I don't think I have a torn pec, I think I have a bruised upper rib. Took a punch there from Anthony while infighting; it hurt so much I couldn't move, even though the Joshu was yelling at me, "Punch back! Punch back!"

From an Internet article on bruised ribs:

Bruised ribs are notorious for their long healing time. Unfortunately, there is little you can do about bruised ribs as they tend to heal on their own. Typical healing time for bruised ribs is anywhere between 3 to 6 weeks. Once, you are diagnosed for bruised ribs, it is important that you prevent them from any further damage.

Tonight: Naproxen. Ice. Stretch. Hot shower.

Monday, December 20, 2010

Pec Pull

I seem to have a strained pectoral muscle.

It might have gotten hurt Friday dueing kickboxing when I blocked a high kick with my arm. It's been a little sore, but tonight when I was grappling, when people put pressure on my chest it was intensely painful. Then in sparring it was mildly sore and not an issue.

I've never heard of a strained pec, but I suppose any muscle can get pulled.

Saturday, December 18, 2010

Violet KnockOut and the Judgment-Free Zone

I went a few Saturdays ago to my first Roller Derby. I was there accompanying my wife, who was running an outreach table for her her organization, which is in the mental health field. It was a charity event unlike any other I've attended.
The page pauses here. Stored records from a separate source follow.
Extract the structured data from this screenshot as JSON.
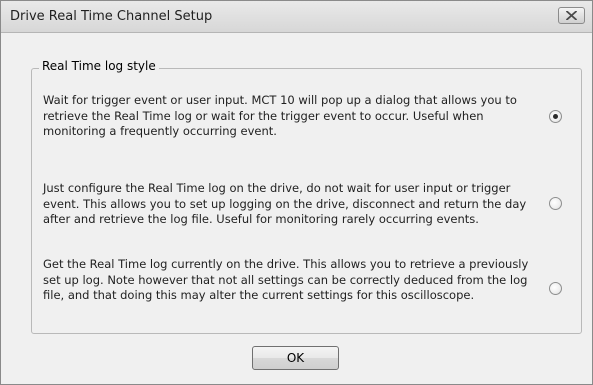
{
  "window": {
    "title": "Drive Real Time Channel Setup",
    "close_icon": "close-icon"
  },
  "group": {
    "legend": "Real Time log style",
    "options": [
      {
        "text": "Wait for trigger event or user input. MCT 10 will pop up a dialog that allows you to retrieve the Real Time log or wait for the trigger event to occur. Useful when monitoring a frequently occurring event.",
        "selected": true
      },
      {
        "text": "Just configure the Real Time log on the drive, do not wait for user input or trigger event. This allows you to set up logging on the drive, disconnect and return the day after and retrieve the log file. Useful for monitoring rarely occurring events.",
        "selected": false
      },
      {
        "text": "Get the Real Time log currently on the drive. This allows you to retrieve a previously set up log. Note however that not all settings can be correctly deduced from the log file, and that doing this may alter the current settings for this oscilloscope.",
        "selected": false
      }
    ]
  },
  "buttons": {
    "ok_label": "OK"
  }
}
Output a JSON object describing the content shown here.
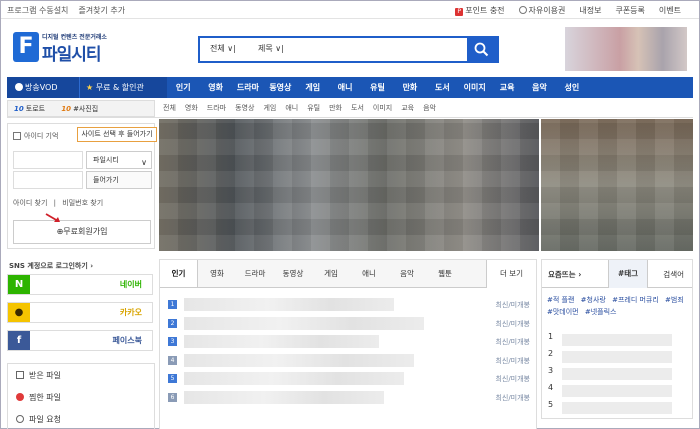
{
  "topbar": {
    "left": [
      "프로그램 수동설치",
      "즐겨찾기 추가"
    ],
    "right": [
      "포인트 충전",
      "자유이용권",
      "내정보",
      "쿠폰등록",
      "이벤트"
    ]
  },
  "logo": {
    "letter": "F",
    "subtitle": "디지털 컨텐츠 전문거래소",
    "name": "파일시티"
  },
  "search": {
    "scope": "전체",
    "field": "제목",
    "value": ""
  },
  "nav": {
    "vod": "방송VOD",
    "free": "무료 & 할인관",
    "items": [
      "인기",
      "영화",
      "드라마",
      "동영상",
      "게임",
      "애니",
      "유틸",
      "만화",
      "도서",
      "이미지",
      "교육",
      "음악",
      "성인"
    ]
  },
  "subrow": {
    "left": [
      {
        "num": "10",
        "label": "토로트"
      },
      {
        "num": "10",
        "label": "#사진집"
      }
    ],
    "cats": [
      "전체",
      "영화",
      "드라마",
      "동영상",
      "게임",
      "애니",
      "유틸",
      "만화",
      "도서",
      "이미지",
      "교육",
      "음악"
    ]
  },
  "login": {
    "remember": "아이디 기억",
    "tooltip": "사이트 선택 후 들어가기",
    "site_select": "파일시티",
    "enter": "들어가기",
    "find_id": "아이디 찾기",
    "find_pw": "비밀번호 찾기",
    "join": "⊕무료회원가입"
  },
  "sns": {
    "title": "SNS 계정으로 로그인하기",
    "items": [
      {
        "badge": "N",
        "label": "네이버",
        "color": "#2db400"
      },
      {
        "badge": "●",
        "label": "카카오",
        "color": "#f5c400"
      },
      {
        "badge": "f",
        "label": "페이스북",
        "color": "#3b5998"
      }
    ]
  },
  "mine": [
    "받은 파일",
    "찜한 파일",
    "파일 요청"
  ],
  "rank": {
    "tabs": [
      "인기",
      "영화",
      "드라마",
      "동영상",
      "게임",
      "애니",
      "음악",
      "웹툰"
    ],
    "more": "더 보기",
    "rows": [
      {
        "num": "1",
        "meta": "최신/미개봉"
      },
      {
        "num": "2",
        "meta": "최신/미개봉"
      },
      {
        "num": "3",
        "meta": "최신/미개봉"
      },
      {
        "num": "4",
        "meta": "최신/미개봉"
      },
      {
        "num": "5",
        "meta": "최신/미개봉"
      },
      {
        "num": "6",
        "meta": "최신/미개봉"
      }
    ]
  },
  "trend": {
    "title": "요즘뜨는",
    "tag_tab": "#태그",
    "search_tab": "검색어",
    "tags": [
      "#적 플랜",
      "#청사랑",
      "#프레디 머큐리",
      "#범죄",
      "#맛데이먼",
      "#넷플릭스"
    ],
    "ranks": [
      "1",
      "2",
      "3",
      "4",
      "5"
    ]
  }
}
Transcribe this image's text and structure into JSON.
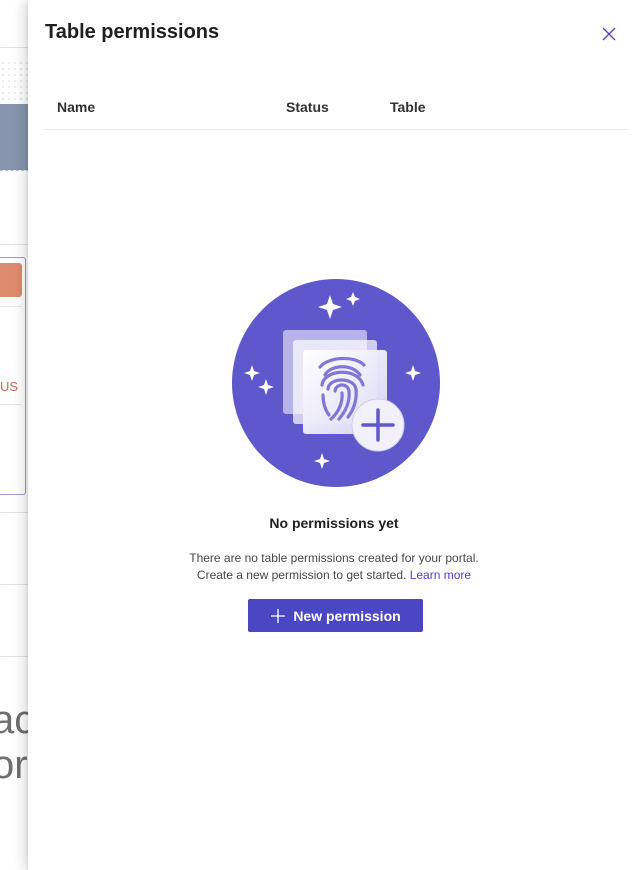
{
  "panel": {
    "title": "Table permissions",
    "close_icon": "close-icon"
  },
  "table": {
    "columns": [
      "Name",
      "Status",
      "Table"
    ]
  },
  "empty_state": {
    "illustration_icon": "fingerprint-add-icon",
    "title": "No permissions yet",
    "description_line1": "There are no table permissions created for your portal.",
    "description_line2": "Create a new permission to get started.",
    "learn_more": "Learn more"
  },
  "actions": {
    "new_permission_label": "New permission",
    "new_permission_icon": "plus-icon"
  },
  "background": {
    "snippet_text": "US",
    "big_text_1": "ac",
    "big_text_2": "or"
  },
  "colors": {
    "accent": "#4b46c4",
    "illustration_circle": "#5f58cc",
    "link": "#4f46c8"
  }
}
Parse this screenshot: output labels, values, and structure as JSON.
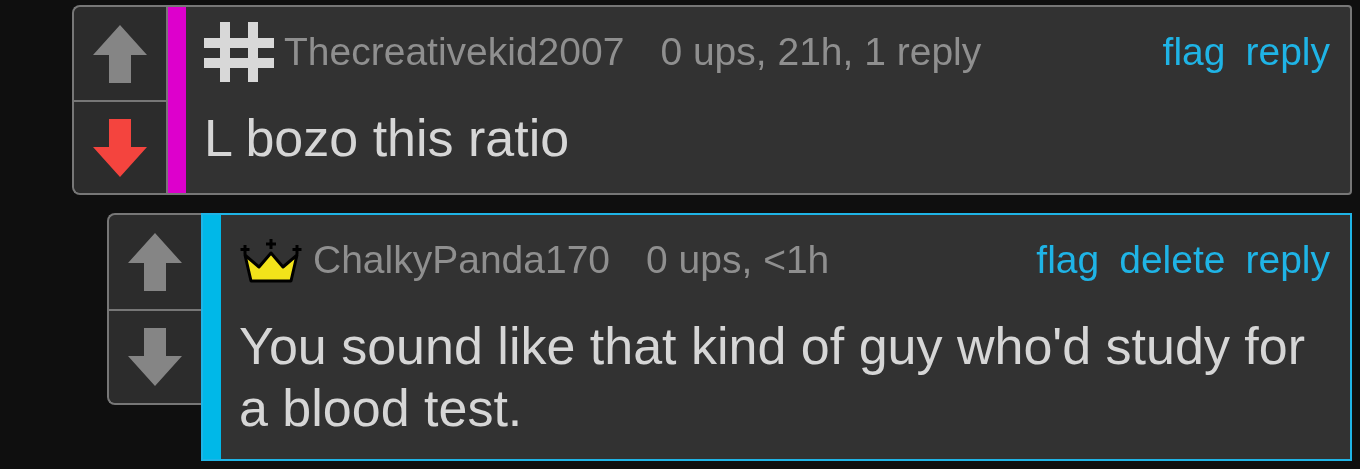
{
  "comments": [
    {
      "kind": "hash",
      "username": "Thecreativekid2007",
      "meta": "0 ups, 21h, 1 reply",
      "actions": [
        "flag",
        "reply"
      ],
      "text": "L bozo this ratio",
      "color": "#dd00cc",
      "upvoted": false,
      "downvoted": true,
      "highlighted": false,
      "children": [
        {
          "kind": "crown",
          "username": "ChalkyPanda170",
          "meta": "0 ups, <1h",
          "actions": [
            "flag",
            "delete",
            "reply"
          ],
          "text": "You sound like that kind of guy who'd study for a blood test.",
          "color": "#00b8e8",
          "upvoted": false,
          "downvoted": false,
          "highlighted": true
        }
      ]
    }
  ]
}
One of the female contestants, I was told, was a clinical psychologist; her moniker for Roller Derby was Freudy N. Slip, and her "number" was DSM4 (shorthand for the current edition of the Diagnostic and Statistical Manual for Mental Disorders). Other good names: Serial Mom, Jenny Bangs!, Whiskey Lullaby. Two of the best skaters were Violet KnockOut and C-Roll.

It was really fun. Everybody attending and participating looked exhilarated. One interesting thing was how non-judgmental the atmosphere was. Some of the skaters were big and some were big and butch and some were petite and limber, and nobody seemed to care how they looked. People were just having fun.

Fun, that is, plus knocking the other skaters onto their asses. But I didn't see anybody get mad about getting knocked down (though I'm sure it had to happen at some point).

There is also also a non-judgmental atmosphere in martial arts schools at their best. Unlike gyms, everybody wears the same outfit in a dojo, which tends to muffle some of the differences in wealth and build. There's often a very encouraging spirit (if also a very challenging one.) Certainly I give credit to everybody showing up, no matter what their body shape, because the easiest thing to do would have been simply to stay on the couch at home.